Purzeln Wünsche vom Himmel?

Purzeln Wünsche vom Himmel?

Wenn der Himmel Wünsche verspricht

Manche Momente möchte man am liebsten einfach festhalten. Nicht nur mit der Kamera oder mit Worten. Sondern tief irgendwo drinnen. Gestern war so ein Moment.

Ich durfte in ein Naturschauspiel eintauchen, das ich vermutlich nicht mehr erleben werde. Die Sonnenfinsternis. Und dieser Himmel, der sich dabei in Farben verwandelte, als  ob jemand den Pinsel ausgepackt hatte.

Ich habe einfach nur gestaunt. In den Himmel, über diese Farben und dieses unglaubliche Licht. Für einen Augenblick gab es nichts zu tun. Nichts zu erledigen. Nichts zu planen. Nur schauen, staunen und da sein. Eigentlich hätte ich danach gleich wieder nach Hause fahren können.

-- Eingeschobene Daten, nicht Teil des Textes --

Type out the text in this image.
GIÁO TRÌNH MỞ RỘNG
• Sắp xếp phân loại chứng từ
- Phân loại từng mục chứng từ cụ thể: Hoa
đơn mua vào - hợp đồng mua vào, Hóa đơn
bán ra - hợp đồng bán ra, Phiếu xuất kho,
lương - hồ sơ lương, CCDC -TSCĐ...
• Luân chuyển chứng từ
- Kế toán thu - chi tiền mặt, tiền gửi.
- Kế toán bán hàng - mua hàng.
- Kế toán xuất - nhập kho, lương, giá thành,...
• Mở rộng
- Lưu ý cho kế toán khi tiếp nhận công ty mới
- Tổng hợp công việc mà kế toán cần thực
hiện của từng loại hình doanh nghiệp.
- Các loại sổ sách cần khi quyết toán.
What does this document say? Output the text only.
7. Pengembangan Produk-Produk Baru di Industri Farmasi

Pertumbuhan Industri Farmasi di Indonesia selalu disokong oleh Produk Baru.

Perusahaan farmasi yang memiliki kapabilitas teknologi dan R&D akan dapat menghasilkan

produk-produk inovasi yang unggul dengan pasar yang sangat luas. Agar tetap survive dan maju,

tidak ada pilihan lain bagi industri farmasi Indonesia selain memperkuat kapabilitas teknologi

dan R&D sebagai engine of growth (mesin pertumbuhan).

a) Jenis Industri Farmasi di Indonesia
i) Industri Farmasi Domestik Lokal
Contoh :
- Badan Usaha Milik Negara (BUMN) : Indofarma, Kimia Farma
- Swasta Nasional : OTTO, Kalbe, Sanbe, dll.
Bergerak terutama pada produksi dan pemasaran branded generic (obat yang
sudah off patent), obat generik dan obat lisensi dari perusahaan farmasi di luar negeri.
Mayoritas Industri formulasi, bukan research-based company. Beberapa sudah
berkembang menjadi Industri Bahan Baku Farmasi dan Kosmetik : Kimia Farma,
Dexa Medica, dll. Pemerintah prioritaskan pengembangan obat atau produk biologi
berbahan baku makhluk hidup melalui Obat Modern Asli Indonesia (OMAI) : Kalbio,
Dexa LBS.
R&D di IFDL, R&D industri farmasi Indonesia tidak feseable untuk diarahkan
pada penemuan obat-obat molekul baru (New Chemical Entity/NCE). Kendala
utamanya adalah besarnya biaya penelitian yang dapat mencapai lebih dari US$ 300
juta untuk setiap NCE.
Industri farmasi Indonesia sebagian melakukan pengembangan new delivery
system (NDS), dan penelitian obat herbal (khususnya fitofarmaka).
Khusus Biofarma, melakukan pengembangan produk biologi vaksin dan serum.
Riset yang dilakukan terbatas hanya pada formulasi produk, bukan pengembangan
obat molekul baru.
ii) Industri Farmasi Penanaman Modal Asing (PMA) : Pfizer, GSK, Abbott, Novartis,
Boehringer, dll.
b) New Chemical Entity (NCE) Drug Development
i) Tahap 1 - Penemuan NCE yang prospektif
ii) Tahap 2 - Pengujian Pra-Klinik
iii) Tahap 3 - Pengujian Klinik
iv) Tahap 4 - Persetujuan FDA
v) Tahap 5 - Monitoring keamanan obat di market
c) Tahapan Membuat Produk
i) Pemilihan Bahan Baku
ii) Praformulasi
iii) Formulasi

Eigentlich. Aber ich bin geblieben. An einem der dunkelsten Orte in Niederösterreich. Denn wenn der Himmel schon so viel zu bieten hatte, wollte ich wissen, ob ich ein anderes Himmelspektakel auch noch beobachten könnte. Schließlich waren gerade die Perseiden sehr aktiv. Und dann kamen sie, die Sternschnuppen. Eine nach der anderen. Und noch eine. Und noch eine längere, hellere.

Ich weiß, dass man sich bei Sternschnuppen etwas wünschen soll. Bei der ersten Sternschnuppe wurde natürlich auch ein Wunsch ins Universum gesendet. Aber ehrlich gesagt, ich denke, dass Kometenstaub allein, unsere Wünsche nicht in die Realität bringt.

Ich glaube wirklich, dass es auch die eigene innere Ausrichtung braucht. Gedanken, die sich gut anfühlen. Eine Haltung, die in die Richtung führt, in die ich gehen möchte. Und manchmal braucht es genau den Moment, in dem ich innehalte, aufschaue, staune, und mich ausrichte. Vielleicht war genau das die Sternschnuppen-Botschaft.

Statt „Wünsch dir etwas.“, probier mal „Schau hin. Spür hin. Und dann geh los.“

Und weil der Himmel noch eine Zugabe vorbereitet hatte, war irgendwann auch die Milchstraße zu sehen. So viele Sterne, die mir die Unendlichkeit vor Augen führen. Und plötzlich wurde mir wieder bewusst, wie klein wir Menschen eigentlich sind. Gleichzeitig, wie groß unsere Gedanken, unsere Wünsche und unsere Möglichkeiten sein können. Wenn wir bereit dafür sind.

Ich bin mit dem Gefühl nach Hause gefahren, etwas ganz Besonderes erlebt zu haben. Einen Herzensmoment eben. Denn Magie entsteht manchmal genau dort, wo wir aufhören, etwas erzwingen zu wollen. Wir müssen nicht immer nach dem nächsten Ziel greifen. Manchmal reicht es, den Kopf in den Himmel zu strecken, die Augen zu öffnen und sich überraschen zu lassen. Vielleicht ist genau das manchmal die schönste Form von Ausrichtung. Vielleicht ist es auch diese Art von Kunst, um Leichtigkeit im Alltag zu integrieren. Probiere es einfach aus! Denn ein paar Tage lang sind die Perseiden noch gut am Himmel zu sehen.

Mehr zu meiner BlogParade „Herzensmoment“ findest du im Blog vom 23.07.2026. Schreib mir gerne eine Nachricht zu deinem Herzensmoment. Wenn du willst, bekommt er einen Platz in meinem Beitrag samt Verlinkung (falls du eine eigene Blogparade hast).

Bis dahin wünsche ich dir von Herzen, dass Wünsche in Form von Sternschnuppen vom Himmel purzeln. Das Kind in dir erwacht und Träume Wirklichkeit werden lässt.